Des rumeurs avaient émergé voilà quelques mois sur des aides financières éventuellement mises en place en faveur des PME. Nous n’en entendons plus parler aujourd’hui. Qu’en est-il ?

Hugues de FRANCLIEU

La Commission européenne mène des réflexions sur le sujet. Elle en a fait état dans une communication du 13 novembre, juste avant l’accord de retrait. Il faut néanmoins traiter les problèmes dans l’ordre.

Gaëtan TOULEMONDE

Le marché britannique importe 30 milliards d’euros et exporte 10 milliards d’euros. En appliquant 10 % d’un côté comme de l’autre, vous obtenez l’essentiel des masses financières.

Gilles GUILLAUME, Reuters

Ne s’expose-t-on pas dans le temps à des actions en justice de la part des secteurs qui continueraient d’être taxés à 10 % et feraient valoir la concurrence déloyale des autres secteurs qui en seraient exemptés ?

Oriel PETRY

Les spécialistes ne le pensent pas. Cette démarche est parfaitement conforme aux règles de l’OMC.

Alex TAYLOR

Pouvez-vous nous dire, en une phrase, ce qui peut sortir de bien du Brexit ?

Marc MORTUREUX

Face à des discours qui peuvent émerger de part et d’autre sur le fait que l’Europe n’apporte que des contraintes, je pense que le Brexit nous amène à réfléchir davantage.

Hugues de FRANCLIEU

D’un point de vue économique, le Brexit peut constituer une chance pour l’attractivité de la France et de l’Union européenne. Avec la reconstitution des chaînes de valeur, la filière britannique pourrait spécialiser sa production pour son marché domestique. Ces évolutions pourraient également encourager la production en France et permettre aux industriels de diversifier leurs sources d’approvisionnement et d’explorer d’autres marchés.

Oriel PETRY

Sur le long terme, nous devrions construire un nouveau partenariat un peu différent, mais sur des bases fondamentales entre le Royaume-Uni, la France et l’Union européenne.
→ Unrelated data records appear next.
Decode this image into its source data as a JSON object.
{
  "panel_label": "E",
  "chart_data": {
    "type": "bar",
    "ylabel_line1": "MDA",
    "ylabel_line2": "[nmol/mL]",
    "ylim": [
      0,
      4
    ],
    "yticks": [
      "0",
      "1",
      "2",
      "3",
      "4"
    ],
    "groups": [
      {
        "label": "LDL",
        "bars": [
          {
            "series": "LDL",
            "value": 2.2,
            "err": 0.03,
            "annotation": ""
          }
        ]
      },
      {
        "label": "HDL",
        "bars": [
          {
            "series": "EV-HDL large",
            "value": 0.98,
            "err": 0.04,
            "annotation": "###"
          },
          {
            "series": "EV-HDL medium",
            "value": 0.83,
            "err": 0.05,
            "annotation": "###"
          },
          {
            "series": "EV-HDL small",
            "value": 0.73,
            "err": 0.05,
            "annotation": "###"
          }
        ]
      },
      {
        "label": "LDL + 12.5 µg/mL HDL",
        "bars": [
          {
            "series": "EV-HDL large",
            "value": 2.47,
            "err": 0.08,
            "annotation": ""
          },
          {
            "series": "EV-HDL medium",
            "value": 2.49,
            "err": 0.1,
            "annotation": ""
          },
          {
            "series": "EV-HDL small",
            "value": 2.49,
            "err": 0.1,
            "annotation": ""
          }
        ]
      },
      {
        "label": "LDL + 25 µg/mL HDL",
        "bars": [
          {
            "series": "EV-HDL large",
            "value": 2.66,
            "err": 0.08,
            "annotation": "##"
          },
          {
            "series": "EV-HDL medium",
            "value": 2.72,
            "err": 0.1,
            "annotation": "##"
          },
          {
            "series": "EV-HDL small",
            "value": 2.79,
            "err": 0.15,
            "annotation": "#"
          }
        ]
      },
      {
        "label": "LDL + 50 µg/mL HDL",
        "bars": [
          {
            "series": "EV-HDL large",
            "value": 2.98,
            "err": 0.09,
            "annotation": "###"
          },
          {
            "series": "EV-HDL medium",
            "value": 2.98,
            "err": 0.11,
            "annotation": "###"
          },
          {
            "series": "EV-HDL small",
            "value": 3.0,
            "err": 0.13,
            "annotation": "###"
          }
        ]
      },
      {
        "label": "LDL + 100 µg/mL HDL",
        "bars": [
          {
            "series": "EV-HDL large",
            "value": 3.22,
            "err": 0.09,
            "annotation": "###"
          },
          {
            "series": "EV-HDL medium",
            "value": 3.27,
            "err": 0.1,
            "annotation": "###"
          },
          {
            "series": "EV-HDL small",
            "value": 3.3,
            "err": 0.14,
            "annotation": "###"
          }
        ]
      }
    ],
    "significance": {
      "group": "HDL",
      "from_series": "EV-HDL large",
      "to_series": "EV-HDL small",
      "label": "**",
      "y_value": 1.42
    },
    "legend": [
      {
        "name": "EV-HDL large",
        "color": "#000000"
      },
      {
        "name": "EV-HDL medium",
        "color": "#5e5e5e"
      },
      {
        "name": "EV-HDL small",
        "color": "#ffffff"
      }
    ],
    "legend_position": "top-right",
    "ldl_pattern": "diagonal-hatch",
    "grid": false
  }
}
Le Brexit entraînera un grand changement, mais ce partenariat restera très fort.

Gaëtan TOULEMONDE

Globalement, le Brexit constitue une mauvaise nouvelle, mais les constructeurs français s’en sortiront probablement mieux que leurs homologues allemands.

Jean-Louis BOURLANGES

Personnellement, je crois que le Brexit est entièrement mauvais. La fille d’une amie, professeure au King’s College, a milité pour le « remain » durant de nombreux mois. Aujourd’hui, elle souligne qu’il ne faudrait pas organiser un nouveau référendum avec un retour dans les conditions actuelles, car rien ne serait purgé dans la société britannique. Actuellement, tous les jeunes sont fondamentalement acquis à l’arrimage du Royaume-Uni à l’Union européenne. Nous pouvons faire la preuve qu’il n’existe pas d’autre solution qu’un renforcement des liens. Nous devons donc préparer le grand retour.

 

Conclusion

Alex TAYLOR
Journaliste

Je viens de publier Brexit : l’autopsie d’une illusion, dans lequel je défends l’idée que le choix des Britanniques n’a pas grand-chose à voir avec l’Europe ; il témoigne d’une crise d’identité profonde d’un peuple qui ne sait plus qui il est. Je pense que la seule solution envisageable consiste à laisser les Britanniques sortir de l’Union pour qu’ils appréhendent les conséquences de ce choix. Dans quatre ou cinq ans, la situation devrait sans doute évoluer.

Je vous remercie chaleureusement pour cette discussion passionnante.